Mayor Jay Williams told The Vindicator last week, “There’s been a concerted and ongoing effort made to drive the numbers down, and that’s been evidenced by what we’ve see this year. We are committed to redoubling our efforts [in 2009]. Crime going down is good; crime staying down is better.”

Toledo saw a 54 percent spike in homicides, from 13 in 2007 to 20 last year. Cincinnati had a slight increase, while Columbus police reported 108 homicides in 2008, up 37 percent from the 79 recorded the previous year.

“This is a bad year,” Columbus police Cmdr. Richard Bash said. “It’s extremely serious, in all honesty.
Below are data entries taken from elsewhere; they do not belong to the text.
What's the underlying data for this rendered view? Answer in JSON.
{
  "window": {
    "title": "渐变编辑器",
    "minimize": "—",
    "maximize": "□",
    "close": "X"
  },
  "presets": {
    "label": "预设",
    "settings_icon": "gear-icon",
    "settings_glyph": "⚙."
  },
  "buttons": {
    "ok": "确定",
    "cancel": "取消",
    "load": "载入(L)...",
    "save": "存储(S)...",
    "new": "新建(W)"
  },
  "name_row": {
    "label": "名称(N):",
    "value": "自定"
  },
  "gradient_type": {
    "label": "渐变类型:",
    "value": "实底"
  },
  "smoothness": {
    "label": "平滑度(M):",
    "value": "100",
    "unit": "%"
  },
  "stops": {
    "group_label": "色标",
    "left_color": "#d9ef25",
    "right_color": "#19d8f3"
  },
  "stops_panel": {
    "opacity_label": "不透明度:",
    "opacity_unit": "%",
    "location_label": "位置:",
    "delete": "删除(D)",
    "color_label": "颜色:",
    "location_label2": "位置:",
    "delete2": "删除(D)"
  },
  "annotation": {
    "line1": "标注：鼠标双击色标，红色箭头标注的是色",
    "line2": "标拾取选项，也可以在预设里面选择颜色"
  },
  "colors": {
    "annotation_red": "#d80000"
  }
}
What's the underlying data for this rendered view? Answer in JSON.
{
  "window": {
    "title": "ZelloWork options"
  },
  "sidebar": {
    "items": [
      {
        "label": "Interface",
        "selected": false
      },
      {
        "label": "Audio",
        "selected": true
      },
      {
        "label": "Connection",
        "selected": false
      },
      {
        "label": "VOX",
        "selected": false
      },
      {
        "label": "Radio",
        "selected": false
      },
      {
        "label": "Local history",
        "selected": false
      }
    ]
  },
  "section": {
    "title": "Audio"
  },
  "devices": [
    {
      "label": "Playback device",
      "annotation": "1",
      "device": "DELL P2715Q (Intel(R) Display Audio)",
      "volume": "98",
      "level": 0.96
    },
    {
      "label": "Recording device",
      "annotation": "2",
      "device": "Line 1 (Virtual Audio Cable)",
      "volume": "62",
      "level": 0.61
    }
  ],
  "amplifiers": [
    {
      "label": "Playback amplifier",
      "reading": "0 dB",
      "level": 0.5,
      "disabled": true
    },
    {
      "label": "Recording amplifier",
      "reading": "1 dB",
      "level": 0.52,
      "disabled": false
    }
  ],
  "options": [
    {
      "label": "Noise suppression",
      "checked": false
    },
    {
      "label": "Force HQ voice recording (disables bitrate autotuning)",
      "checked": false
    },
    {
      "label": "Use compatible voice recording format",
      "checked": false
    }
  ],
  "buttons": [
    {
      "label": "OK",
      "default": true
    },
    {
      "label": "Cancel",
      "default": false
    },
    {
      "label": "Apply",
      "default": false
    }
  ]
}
We have a lot of victims and victims’ families that are devastated.”

Police attributed the jump in killings to a rise in gang violence. However, they also said the 2007 homicide rate was atypically low, making the 2008 number look all the more grim.

The increase in Toledo followed 2007’s lowest homicide total in more than 40 years. Fluctuation has been the norm in cities across the country, with homicide rates also up in New York City, Pittsburgh and Chicago but down in Detroit, Philadelphia and Miami.

Officials and residents in Cleveland want to keep killings on the decline.

The city needs to determine what worked well in 2008 and work harder in the new year, said Councilman Kevin Conwell, chairman of the city council’s Public Safety Committee.

Nina Swerdlow, one of the leaders of a block club in the Tremont neighborhood near downtown, said police are responding faster to trouble calls and that residents have noticed crime is going down.

“It would be nice if we could eliminate it even more,” Swerdlow said.